By the time George and Joy left Kettners that night they’d had a bottle of champagne, a bottle of Pinot Grigio and a tot of Chivas Regal each after pudding.
‘I’ve got a confession to make,’ said George, as he helped Joy back on with her coat in the foyer. ‘I rather forwardly, but also, I hope you’ll believe me, entirely
appropriately,
put a bottle of champagne in my fridge before I left for work this morning. I just thought that if we’d reached this stage of the evening and we were still having fun together it might be nice to carry on in more comfortable surroundings. Would you like to share it with me?
No pressure. Absolutely none. You are under no compunction to say yes just to be polite. And I would of course see you safely into a cab at the end of the evening…’
‘Oh,’ said Joy, sobering up briefly to consider this proposal. ‘Well, I, er… I don’t know’ Ever since she’d first set eyes on George a week ago, she’d felt strangely like a ship that had come loose from its moorings and was moving slowly adrift from port. Up until this point the twinkling lights of the harbour had still been in view. If she accepted his invitation to go back to his flat and get even more drunk than she was now, she had a feeling that she’d be swept away by the tide and never find her way back.

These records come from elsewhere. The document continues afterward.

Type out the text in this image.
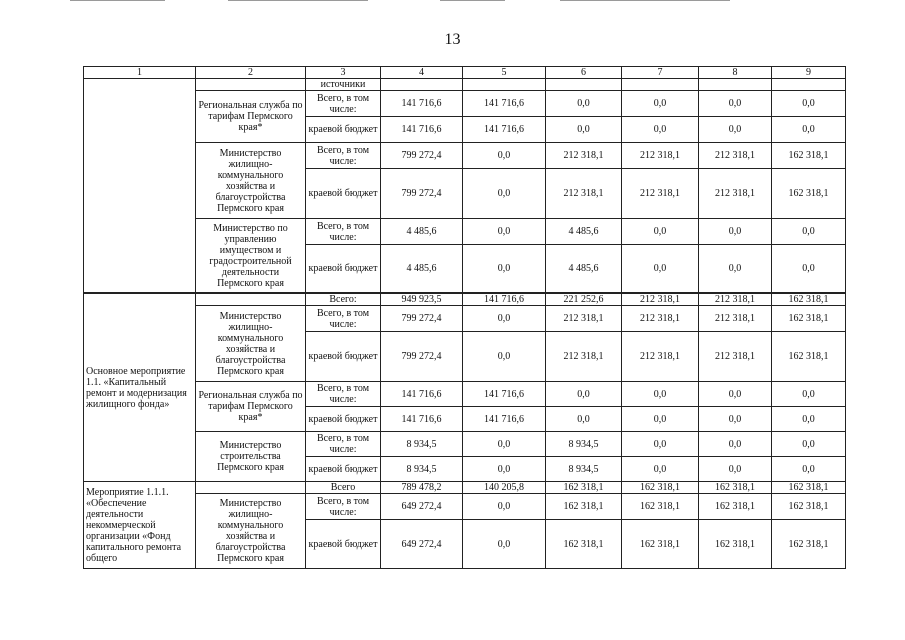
13
1	2	3	4	5	6	7	8	9
		источники						
	Региональная служба по тарифам Пермского края*	Всего, в том числе:	141 716,6	141 716,6	0,0	0,0	0,0	0,0
		краевой бюджет	141 716,6	141 716,6	0,0	0,0	0,0	0,0
	Министерство жилищно-коммунального хозяйства и благоустройства Пермского края	Всего, в том числе:	799 272,4	0,0	212 318,1	212 318,1	212 318,1	162 318,1
		краевой бюджет	799 272,4	0,0	212 318,1	212 318,1	212 318,1	162 318,1
	Министерство по управлению имуществом и градостроительной деятельности Пермского края	Всего, в том числе:	4 485,6	0,0	4 485,6	0,0	0,0	0,0
		краевой бюджет	4 485,6	0,0	4 485,6	0,0	0,0	0,0
Основное мероприятие 1.1. «Капитальный ремонт и модернизация жилищного фонда»		Всего:	949 923,5	141 716,6	221 252,6	212 318,1	212 318,1	162 318,1
	Министерство жилищно-коммунального хозяйства и благоустройства Пермского края	Всего, в том числе:	799 272,4	0,0	212 318,1	212 318,1	212 318,1	162 318,1
		краевой бюджет	799 272,4	0,0	212 318,1	212 318,1	212 318,1	162 318,1
	Региональная служба по тарифам Пермского края*	Всего, в том числе:	141 716,6	141 716,6	0,0	0,0	0,0	0,0
		краевой бюджет	141 716,6	141 716,6	0,0	0,0	0,0	0,0
	Министерство строительства Пермского края	Всего, в том числе:	8 934,5	0,0	8 934,5	0,0	0,0	0,0
		краевой бюджет	8 934,5	0,0	8 934,5	0,0	0,0	0,0
Мероприятие 1.1.1. «Обеспечение деятельности некоммерческой организации «Фонд капитального ремонта общего		Всего	789 478,2	140 205,8	162 318,1	162 318,1	162 318,1	162 318,1
	Министерство жилищно-коммунального хозяйства и благоустройства Пермского края	Всего, в том числе:	649 272,4	0,0	162 318,1	162 318,1	162 318,1	162 318,1
		краевой бюджет	649 272,4	0,0	162 318,1	162 318,1	162 318,1	162 318,1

But if she said no, then she’d be implying that the evening hadn’t been as enjoyable as it indubitably had, that George wasn’t as charming as he had every right to claim to be and that being a perfect date simply wasn’t enough.
‘Er, yes,’ she found herself replying, ‘why not.’
‘Really?’ he looked at her with surprise.
‘Absolutely,’ she said, wondering what strange, unworldly force was compelling her to keep going in this bizarre direction, ‘I’ve never been to Stockwell.’
‘How wonderful!’ he exclaimed, beaming at her in amazement for a moment, before springing back into action. ‘Well, then,’ he said, holding the door open for her, ‘let’s see if I can get us a cab.’
They stepped out on to the pavement of Romilly Street and a cab appeared, and as Joy slid onto the back seat she turned to look out of the rear window and say farewell to the harbour for ever.
In much the same way as George’s face hadn’t quite lived up to his description of ‘handsome’, his description of his ‘comfortable but somewhat unruly’ flat in Stockwell had also turned out to be a bit wide of the mark.
It was the sort of flat that called for some kind of apology, a disclaimer. A ‘Sorry for the mess’, an ‘I’ve been meaning to decorate’ or an ‘It’s just temporary’, but none was forthcoming. The first thing that hit her was how cold it was. She hoped he might pass some comment about the Arctic temperature and run to put on the central heating, but he didn’t.
The hallway was carpeted in something greenish and swirly, painted a shiny avocado, and led to a living room which boasted two sofas clad in anaemic grey velour, a very small television balanced on a huge cardboard box, two walls of bookshelves constructed from unpainted chipboard and some blue stripy wallpaper with a sheen to it. The ‘comfortable’ element was served by a scattering of tartan cushions, some strange red velvet curtains and a green woollen blanket thrown over a coffee table in the middle of the room. She scanned the room for some source of warmth – a gas fire, a blow heater, a radiator – but found nothing. She shivered slightly and went in search of the bathroom.
The toilet was housed in a tiny room to the left of a
draughty-looking bathroom. It was white, with a black seat, a high cistern and a plastic handle on a long rusty chain. There was an out-of-date calendar on the wall opposite, and the seat was so icy cold that it left Joy breathless when she sat down. When she returned to the living room, George was busy with a botde of champagne, wearing a pair of belted jeans and a thin green T-shirt. Joy missed his smart blue suit already.